Millions of books bought, cut and fed to AI to train Claude and circumvent copyright: the Anthropic case breaks out

A book, before becoming a file, is still an object. It has a spine, pages, glue, weight, dust. In the case of Anthropic, the company that develops Claude, this very concrete part ended up in an industrial procedure: books purchased on the second-hand market, cut, scanned and transformed into digital text. What remained of the volumes was then sent for recycling.

The internal name of the project was Project Panama. From the documents that emerged in the copyright case, we understand the meaning of the operation: to collect a large quantity of physical books to train artificial intelligence models. Books were useful because they were considered a better linguistic subject than the noise of the web. Fewer sentences collected at random online, more texts written, edited and published.

From books to data

The strongest part lies in the method. The volumes arrived from second-hand dealers, were prepared for destructive scanning, cut along the spine and passed through professional high-speed scanners. Once digitized, no more books came back. There remained data on one side, paper to be recycled on the other.

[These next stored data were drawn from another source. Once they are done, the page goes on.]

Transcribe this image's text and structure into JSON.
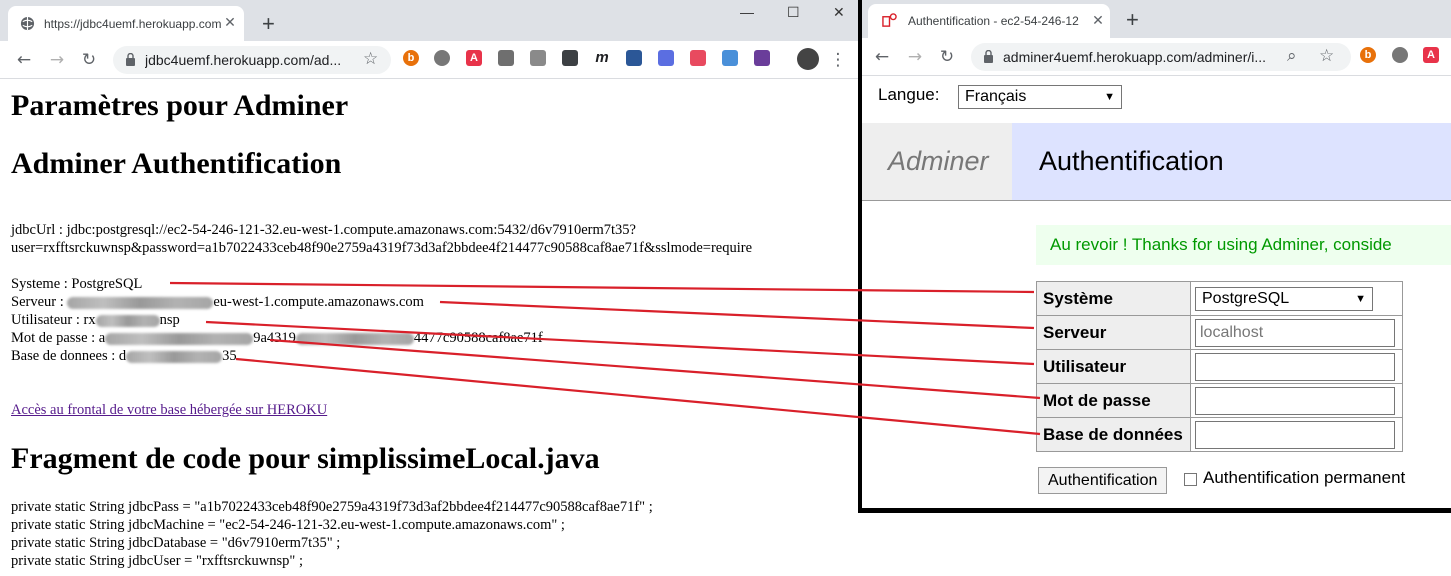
{
  "left_browser": {
    "tab": {
      "title": "https://jdbc4uemf.herokuapp.com"
    },
    "window": {
      "minimize": "—",
      "maximize": "☐",
      "close": "✕"
    },
    "address": {
      "url": "jdbc4uemf.herokuapp.com/ad..."
    },
    "extensions": [
      {
        "icon": "extension-b-icon",
        "label": "b",
        "color": "#e8710a"
      },
      {
        "icon": "extension-grey-circle-icon",
        "label": "",
        "color": "#777777"
      },
      {
        "icon": "extension-a-icon",
        "label": "A",
        "color": "#e8334a"
      },
      {
        "icon": "extension-pocket-icon",
        "label": "",
        "color": "#6f6f6f"
      },
      {
        "icon": "extension-leaf-icon",
        "label": "",
        "color": "#8a8a8a"
      },
      {
        "icon": "extension-check-icon",
        "label": "",
        "color": "#3c4043"
      },
      {
        "icon": "extension-m-icon",
        "label": "m",
        "color": "#202124"
      },
      {
        "icon": "extension-picture-icon",
        "label": "",
        "color": "#2b5797"
      },
      {
        "icon": "extension-blue-check-icon",
        "label": "",
        "color": "#5b6ee1"
      },
      {
        "icon": "extension-rainbow-icon",
        "label": "",
        "color": "#e84a5f"
      },
      {
        "icon": "extension-window-icon",
        "label": "",
        "color": "#4a90d9"
      },
      {
        "icon": "extension-purple-icon",
        "label": "",
        "color": "#6a3d9a"
      }
    ],
    "page": {
      "h1_params": "Paramètres pour Adminer",
      "h1_auth": "Adminer Authentification",
      "jdbc_line1": "jdbcUrl : jdbc:postgresql://ec2-54-246-121-32.eu-west-1.compute.amazonaws.com:5432/d6v7910erm7t35?",
      "jdbc_line2": "user=rxfftsrckuwnsp&password=a1b7022433ceb48f90e2759a4319f73d3af2bbdee4f214477c90588caf8ae71f&sslmode=require",
      "systeme": "Systeme : PostgreSQL",
      "serveur_label": "Serveur : ",
      "serveur_rest": "eu-west-1.compute.amazonaws.com",
      "utilisateur_label": "Utilisateur : ",
      "utilisateur_prefix": "rx",
      "utilisateur_suffix": "nsp",
      "motdepasse_label": "Mot de passe : ",
      "motdepasse_prefix": "a",
      "motdepasse_mid": "9a4319",
      "motdepasse_suffix": "4477c90588caf8ae71f",
      "base_label": "Base de donnees : ",
      "base_prefix": "d",
      "base_suffix": "35",
      "link": "Accès au frontal de votre base hébergée sur HEROKU",
      "h1_fragment": "Fragment de code pour simplissimeLocal.java",
      "code": [
        "private static String jdbcPass = \"a1b7022433ceb48f90e2759a4319f73d3af2bbdee4f214477c90588caf8ae71f\" ;",
        "private static String jdbcMachine = \"ec2-54-246-121-32.eu-west-1.compute.amazonaws.com\" ;",
        "private static String jdbcDatabase = \"d6v7910erm7t35\" ;",
        "private static String jdbcUser = \"rxfftsrckuwnsp\" ;"
      ]
    }
  },
  "right_browser": {
    "tab": {
      "title": "Authentification - ec2-54-246-12"
    },
    "address": {
      "url": "adminer4uemf.herokuapp.com/adminer/i..."
    },
    "page": {
      "langue_label": "Langue:",
      "langue_value": "Français",
      "logo": "Adminer",
      "title": "Authentification",
      "message": "Au revoir ! Thanks for using Adminer, conside",
      "fields": [
        {
          "label": "Système",
          "value": "PostgreSQL",
          "kind": "select"
        },
        {
          "label": "Serveur",
          "value": "",
          "placeholder": "localhost",
          "kind": "input"
        },
        {
          "label": "Utilisateur",
          "value": "",
          "kind": "input"
        },
        {
          "label": "Mot de passe",
          "value": "",
          "kind": "input"
        },
        {
          "label": "Base de données",
          "value": "",
          "kind": "input"
        }
      ],
      "submit": "Authentification",
      "permanent": "Authentification permanent"
    }
  },
  "annotation": {
    "line_color": "#d9202a"
  }
}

The precise quantities are not entirely clear, but there is talk of hundreds of thousands, perhaps millions of volumeswith a project designed to digitize between 500,000 and 2 million books in about six months. Not a small archive operation. A supply chain, with suppliers, warehouses, cutting machines, scanners, costs and logistics.

And this is where the case becomes interesting even outside the legal debate. Artificial intelligence is often described as something light, remote, almost immaterial: cloud, algorithm, clean interface. Here, however, the cloud makes the noise of paper. It has boxes, industrial blades, detached pages, books bought and dismantled.

The copyright issue

In the US proceedings, Judge William Alsup distinguished two levels. The use of legally purchased and then scanned books to train Claude was considered compatible with the fair usethe American doctrine that in some cases allows the use of protected works without authorization. The story about pirated books was different: the documents revealed that Anthropic had downloaded and stored millions of texts from illegal archives, and that part was treated as a separate violation.

The transition to used physical books therefore also appears to be a choice of legal prudence. Buying a paper copy gave the company more solid ground than downloading from pirate libraries. In the United States, anyone who buys a physical object can resell it, lend it or destroy it. The problem arises when that object is transformed into a digital copy and inserted into systems capable of generating new text.

Anthropic then accepted a deal from 1.5 billion dollars to close the authors’ class action, without admitting responsibility. The settlement covers pirated works and provides approximately $3,000 per book involved. As of May 2026, however, final approval was still under review: Judge Araceli Martinez-Olguin asked for further details on legal fees and payments to the lead plaintiffs.

AI doesn’t arise out of nowhere

The Anthropic case concerns Claude, but it speaks to the entire industry. Great generative models need texts, images, code, articles, manuals, novels, essays. They need human labor already produced. Sometimes that work is authorized and paid for. Other times it is collected en masse, stuffed into opaque datasets and discussed only when a lawsuit arrives.

Project Panama makes this dependence visible. To make a machine write better, books written by people were needed. To make a chatbot more natural, works created by authors, editors, translators, proofreaders, publishing houses, libraries and readers were used. The digital promise still relies on very physical matter.

The topic also concerns Europe, where the relationship between copyright, data mining and artificial intelligence remains open. Companies talk about innovation, transformation, progress. Those who create content ask for permissions, compensation, traceability. In the middle there are courts, still young rules and a very concrete question: How much is human labor worth when it becomes fuel for AI?